Indicative cover version: Screwed Up by Menace.
(5) Minutemen – Little Man with the Gun in His Hand (from “Buzz or Howl…” EP 1983) A
“Buzz or Howl…” was recorded in two sessions: 01/83 and 05/83. Beloved caffeinated Californian leftist punks of the first order were enamored with politically charged UK art punk. More so than any other band related to SST. On the other hand, Minutemen were not ashamed of US arena rock that dominated their formative years too. Hard-rock moves to come (past one-off novelty trick “Project Mersh” EP) didn’t suit them. Their final album “3-Way Tie For Last” is actually an average 12″ EP stretched to a stodgy hodge-podge LP.
(6) Meat Puppets – We’re Here (from “Meat Puppets II” LP 1984) A
It took only year and a half from art/redneck hard-core punk cacophony of “Meat Puppets” (ruined by drunken/affected vocals) to this evergreen masterpiece. “Meat Puppets II” was recorded in (eternal) spring of 1983. Cock your ears and hold the breath! They are here.
(7) Saccharine Trust – Our Discovery (from “Surviving You, Always” LP 1984) A
“Surviving You, Always” is Saccharine Trust’s first LP, recorded in October ’83. Saccharine Trust didn’t care for UK stuff (music) one bit, it seems to me. These insular jazz cats were influenced by James Blood Ulmer, Beat poetry & Old Testament in equal measure. Saccharine Trust never made it, God knows why. Were they ignored (by American college radio and common punk rock fans of the day) due to “non-communicative” material lacking obvious POP hooks. Or were they just lazing around in drunken stupor too much? A hidden SST jewel. Lovely black sheep.
Indicating cover version: Peace Frog by the Doors.
(8) Husker Du – Somewhere (from “Zen Arcade” dbl LP 1984) B+
Somewhere over the rainbow? No such place on the horizon. Zen Arcade Tour de Force is still exciting conceptual double album done as a tribute to the Who (who are real rock archetypes for fucked-up childhood / upbringing). Hüsker Dü recorded “Zen Arcade” very quickly in October ’83 as well, desperately trying to reach see-through zen state of mind with high intake of amphetamines. I totally flipped out during crossover punk-rock / speed-metal side-B while revisiting whole album for the purpose of this blog post. Mind bending!
Indicative cover version (a howling scorcher): Eight Miles High by the Byrds.
(9) Würm – 98 DA (from “Feast” LP 1985) C
Würm tapes were recorded sometime during 1983 with Ethan James and then they were bunkered. Sound of “Feast” gives off great live feel from roomy acoustics of old Radio Tokyo studio. The evil content might be a required taste. The second coming of Würm could be regarded as warming up for SWA since they broke up right after completion of this mongrel album. Würm was fronted by theatrical singer (Simon Smallwood) looming above band’s uncertain future like bad omen. The pattern continued later in SWA (Merrill Ward). Simon’s approach had more in common with lysergic madness though. “Feast” LP (1985) offers grotesque psychedelic hard-rock worth hearing in its entirety at least few times. Perhaps Dukowski had to vent his pent-up anger somehow.

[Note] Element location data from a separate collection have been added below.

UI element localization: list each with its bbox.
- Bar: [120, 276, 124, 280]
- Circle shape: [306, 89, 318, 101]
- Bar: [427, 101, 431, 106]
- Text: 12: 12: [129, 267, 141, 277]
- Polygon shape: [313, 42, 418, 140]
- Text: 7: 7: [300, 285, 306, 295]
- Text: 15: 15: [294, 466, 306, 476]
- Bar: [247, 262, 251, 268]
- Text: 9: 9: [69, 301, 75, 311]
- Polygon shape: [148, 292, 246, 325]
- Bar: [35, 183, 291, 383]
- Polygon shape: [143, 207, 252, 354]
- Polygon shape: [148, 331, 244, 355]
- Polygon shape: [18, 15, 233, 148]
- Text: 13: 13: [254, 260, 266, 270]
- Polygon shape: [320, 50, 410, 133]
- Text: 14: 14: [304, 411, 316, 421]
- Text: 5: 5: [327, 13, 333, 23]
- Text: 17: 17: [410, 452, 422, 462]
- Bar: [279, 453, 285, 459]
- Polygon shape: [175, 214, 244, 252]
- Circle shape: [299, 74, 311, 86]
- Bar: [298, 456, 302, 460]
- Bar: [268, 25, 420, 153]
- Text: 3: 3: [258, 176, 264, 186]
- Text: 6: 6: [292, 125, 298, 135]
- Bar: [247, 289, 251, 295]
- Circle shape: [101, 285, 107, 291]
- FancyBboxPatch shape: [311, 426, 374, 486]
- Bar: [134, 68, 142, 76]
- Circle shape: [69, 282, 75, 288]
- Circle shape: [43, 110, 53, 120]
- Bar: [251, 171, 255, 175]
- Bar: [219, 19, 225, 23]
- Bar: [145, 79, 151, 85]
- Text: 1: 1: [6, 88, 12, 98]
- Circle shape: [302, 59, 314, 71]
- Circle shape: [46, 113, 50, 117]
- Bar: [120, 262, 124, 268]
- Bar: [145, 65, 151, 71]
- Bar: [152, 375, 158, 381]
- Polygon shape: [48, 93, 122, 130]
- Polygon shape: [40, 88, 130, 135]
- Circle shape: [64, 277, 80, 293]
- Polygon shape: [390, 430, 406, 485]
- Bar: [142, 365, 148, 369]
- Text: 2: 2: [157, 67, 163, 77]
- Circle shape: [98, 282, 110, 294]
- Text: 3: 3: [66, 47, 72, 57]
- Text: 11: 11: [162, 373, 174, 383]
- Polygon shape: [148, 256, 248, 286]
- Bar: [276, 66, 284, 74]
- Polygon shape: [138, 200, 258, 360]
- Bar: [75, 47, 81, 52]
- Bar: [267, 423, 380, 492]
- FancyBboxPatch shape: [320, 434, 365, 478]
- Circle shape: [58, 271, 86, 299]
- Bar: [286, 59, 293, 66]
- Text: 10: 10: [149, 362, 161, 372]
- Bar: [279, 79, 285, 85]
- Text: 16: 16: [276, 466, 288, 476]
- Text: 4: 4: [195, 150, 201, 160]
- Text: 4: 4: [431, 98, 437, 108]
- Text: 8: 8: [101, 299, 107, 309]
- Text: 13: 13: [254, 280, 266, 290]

(10) Black Flag – Nothing Left Inside (from “My War” LP 1984) B+
Recorded in December ’83 under (outstanding guitarist & SST boss) Greg Ginn’s tight reins. “My War” is exceptionally important and influential work-out recorded during Black Flag’s transient line-up still without official replacement for original bass player Dukowski. Album grade was a bit lowered just because Dukowski’s propulsive aggro playing is somewhat missed on “My War”.
Blast your mind with half an hour long alternative take: Blasting Concept ’83 (ver.)
1984 can re-start right now!
Progressive punk rockers indeed. I’ll remain impressed forever.